The other interesting thing was the foundation’s readiness to consider “blue sky” ideas – bolt from the blue thoughts that might seem outlandish but just maybe have a chance of making a difference. Precisely the sorts of ideas that get suffocated by the oppressive national competitive grants system.
I can’t help but reflect again on the need for novel ideas and opportunities to fund the research that will drive the development of cultures everywhere. In an environment where government-funded options are ever more competitive, and ever more pressured by political realities, what other options are out there?
Could direct philanthropy or charity organisations provide the way forward? Well, there are some groups out there supporting research (the Brain Foundation, the Ramaciotti Foundation etc). I can’t think of any particular big ticket philanthropists engaging with research in a similar fashion though. The other challenge for not for profit organisations is the way we think about charities and how they should raise and spend their money (and an extra disclosure here, I spend some of my time working at CareFlight, a registered charity which devotes some of the money it raises to research).
That issue is a complex one itself, but I can’t do better than refer anyone who has a spare 20 minutes to watch this awesome TED talk from Dan Pallotta (seriously, clear 20 minutes) in which he very clearly states exactly the obstacles we put in the way of charities growing and carrying out their goals. Most particularly, we tend to focus on the proportional amount they spend on “frontline services” rather than growing bigger projects or re-investing to raise larger overall amounts. For the US (and, I believe the UK), total donations to charity as a proportion of GDP haven’t changed much for 20-30 years. So as much as there might be an interest from NFPs to get involved, there are issues that need to be addressed.
What about other novel ideas?
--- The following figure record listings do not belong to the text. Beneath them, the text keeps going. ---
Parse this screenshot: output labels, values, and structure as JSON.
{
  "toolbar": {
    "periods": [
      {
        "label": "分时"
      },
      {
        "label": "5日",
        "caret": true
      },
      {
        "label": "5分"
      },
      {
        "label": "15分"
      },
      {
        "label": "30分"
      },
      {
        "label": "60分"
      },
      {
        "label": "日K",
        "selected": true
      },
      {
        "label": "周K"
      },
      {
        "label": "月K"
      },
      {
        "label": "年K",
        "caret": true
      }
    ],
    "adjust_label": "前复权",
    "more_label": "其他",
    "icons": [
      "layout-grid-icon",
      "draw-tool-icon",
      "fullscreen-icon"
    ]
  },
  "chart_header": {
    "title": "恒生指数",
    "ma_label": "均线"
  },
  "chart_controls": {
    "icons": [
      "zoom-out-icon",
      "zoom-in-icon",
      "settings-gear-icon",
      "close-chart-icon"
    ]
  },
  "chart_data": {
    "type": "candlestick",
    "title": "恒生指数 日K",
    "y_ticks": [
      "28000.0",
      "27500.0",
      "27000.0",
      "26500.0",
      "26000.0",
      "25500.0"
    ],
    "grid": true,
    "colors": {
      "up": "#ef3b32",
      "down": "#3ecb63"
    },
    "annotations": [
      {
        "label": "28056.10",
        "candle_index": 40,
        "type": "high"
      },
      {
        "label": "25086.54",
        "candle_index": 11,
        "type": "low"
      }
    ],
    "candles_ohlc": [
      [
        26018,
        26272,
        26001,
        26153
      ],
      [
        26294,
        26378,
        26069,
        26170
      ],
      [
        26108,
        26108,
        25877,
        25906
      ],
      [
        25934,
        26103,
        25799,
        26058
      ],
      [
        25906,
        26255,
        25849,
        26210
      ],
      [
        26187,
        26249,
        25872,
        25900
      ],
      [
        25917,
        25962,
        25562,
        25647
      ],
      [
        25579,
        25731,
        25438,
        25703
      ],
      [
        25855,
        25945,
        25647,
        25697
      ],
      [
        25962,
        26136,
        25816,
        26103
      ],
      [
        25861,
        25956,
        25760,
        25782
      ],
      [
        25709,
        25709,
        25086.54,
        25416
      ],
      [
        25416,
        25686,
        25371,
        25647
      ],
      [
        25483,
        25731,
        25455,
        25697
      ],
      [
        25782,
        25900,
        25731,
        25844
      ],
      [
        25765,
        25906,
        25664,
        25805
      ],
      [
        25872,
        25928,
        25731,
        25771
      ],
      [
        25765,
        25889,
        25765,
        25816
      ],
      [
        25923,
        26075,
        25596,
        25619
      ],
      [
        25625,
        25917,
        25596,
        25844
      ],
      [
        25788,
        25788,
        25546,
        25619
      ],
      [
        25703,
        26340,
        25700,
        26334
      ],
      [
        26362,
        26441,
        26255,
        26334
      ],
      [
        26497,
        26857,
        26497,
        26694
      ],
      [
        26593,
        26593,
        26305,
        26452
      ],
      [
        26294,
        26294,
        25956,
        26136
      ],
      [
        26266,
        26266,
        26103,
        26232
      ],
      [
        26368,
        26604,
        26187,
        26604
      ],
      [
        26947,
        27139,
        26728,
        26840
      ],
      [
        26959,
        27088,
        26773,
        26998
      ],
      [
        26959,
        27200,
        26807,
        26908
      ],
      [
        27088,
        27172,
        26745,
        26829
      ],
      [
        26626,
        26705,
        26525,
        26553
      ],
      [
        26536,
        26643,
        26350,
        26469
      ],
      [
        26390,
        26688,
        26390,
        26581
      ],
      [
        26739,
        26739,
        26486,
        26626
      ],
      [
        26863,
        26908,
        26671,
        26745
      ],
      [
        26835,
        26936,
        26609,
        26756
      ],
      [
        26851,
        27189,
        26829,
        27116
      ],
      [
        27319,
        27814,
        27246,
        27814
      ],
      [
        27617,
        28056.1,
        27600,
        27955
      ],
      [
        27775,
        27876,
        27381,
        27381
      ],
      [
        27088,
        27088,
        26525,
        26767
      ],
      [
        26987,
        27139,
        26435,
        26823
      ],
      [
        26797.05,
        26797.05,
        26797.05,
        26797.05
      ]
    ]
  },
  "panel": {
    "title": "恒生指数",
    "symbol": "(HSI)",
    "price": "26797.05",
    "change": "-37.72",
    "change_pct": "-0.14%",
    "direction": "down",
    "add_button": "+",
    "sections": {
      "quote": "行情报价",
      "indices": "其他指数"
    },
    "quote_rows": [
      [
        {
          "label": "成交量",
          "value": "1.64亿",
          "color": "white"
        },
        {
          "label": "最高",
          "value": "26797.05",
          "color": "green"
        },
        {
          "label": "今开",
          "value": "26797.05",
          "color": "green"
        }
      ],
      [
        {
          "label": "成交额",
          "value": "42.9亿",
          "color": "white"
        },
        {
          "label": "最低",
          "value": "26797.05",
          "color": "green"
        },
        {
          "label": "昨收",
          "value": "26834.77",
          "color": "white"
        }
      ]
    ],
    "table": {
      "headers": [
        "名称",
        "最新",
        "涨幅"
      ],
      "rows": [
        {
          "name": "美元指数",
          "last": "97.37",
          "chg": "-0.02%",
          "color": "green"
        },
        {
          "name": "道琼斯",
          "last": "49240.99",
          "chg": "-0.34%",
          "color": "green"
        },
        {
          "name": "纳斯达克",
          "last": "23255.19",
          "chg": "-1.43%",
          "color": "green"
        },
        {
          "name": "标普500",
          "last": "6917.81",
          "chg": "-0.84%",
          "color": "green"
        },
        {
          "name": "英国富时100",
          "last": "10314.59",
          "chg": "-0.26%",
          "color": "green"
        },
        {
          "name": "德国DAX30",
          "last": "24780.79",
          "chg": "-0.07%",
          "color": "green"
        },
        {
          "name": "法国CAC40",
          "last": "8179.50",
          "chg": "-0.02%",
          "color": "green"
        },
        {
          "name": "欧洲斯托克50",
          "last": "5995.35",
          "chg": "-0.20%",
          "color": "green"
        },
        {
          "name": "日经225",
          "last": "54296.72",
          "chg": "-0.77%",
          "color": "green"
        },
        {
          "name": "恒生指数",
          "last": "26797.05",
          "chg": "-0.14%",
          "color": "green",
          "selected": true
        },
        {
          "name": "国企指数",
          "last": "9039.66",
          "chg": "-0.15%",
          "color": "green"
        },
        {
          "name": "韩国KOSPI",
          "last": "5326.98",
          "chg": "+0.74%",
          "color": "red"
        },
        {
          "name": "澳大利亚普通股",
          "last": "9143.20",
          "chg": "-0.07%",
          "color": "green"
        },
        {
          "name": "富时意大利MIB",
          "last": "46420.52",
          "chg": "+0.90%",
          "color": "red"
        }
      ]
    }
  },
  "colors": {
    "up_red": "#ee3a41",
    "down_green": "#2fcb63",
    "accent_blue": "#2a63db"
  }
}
We need to start exploring different mechanisms to fund research, or at least expand the range of opportunities for researchers to raise funds. Hell I’d even consider a special research economic exclusion zone if it would help. If social impact bonds (sometimes called social benefit bonds) can be used to fund preventive programs or services, could this model be used to fund basic research (or other forms of research)? Or wouldn’t it be good if more clever people who understand economics came up with suggestions like this from Chris Becker where he lays out preliminary thoughts for other sorts of investment bonds to support research (with some of the fancy economics lingo that makes my eyes glaze over when I go to see the accountant, but I like the concept).
The whole area of social impact bonds is pretty interesting anyway. Having been lucky enough to meet the very clever Emma Tomkinson a while back, you’ll find her blog has a plethora of stuff related to these instruments and examples of where they’ve been used. It’s well worth a look.
The point is that research funding options in Oz (and I’m sure lots of other places) remain a bit monochromatic in their offering. There are plenty of novel ideas coming from researchers. Is it asking too much for a few clever types to exercise some imagination and deliver on new ways to fund research? Anybody out there got a clever idea?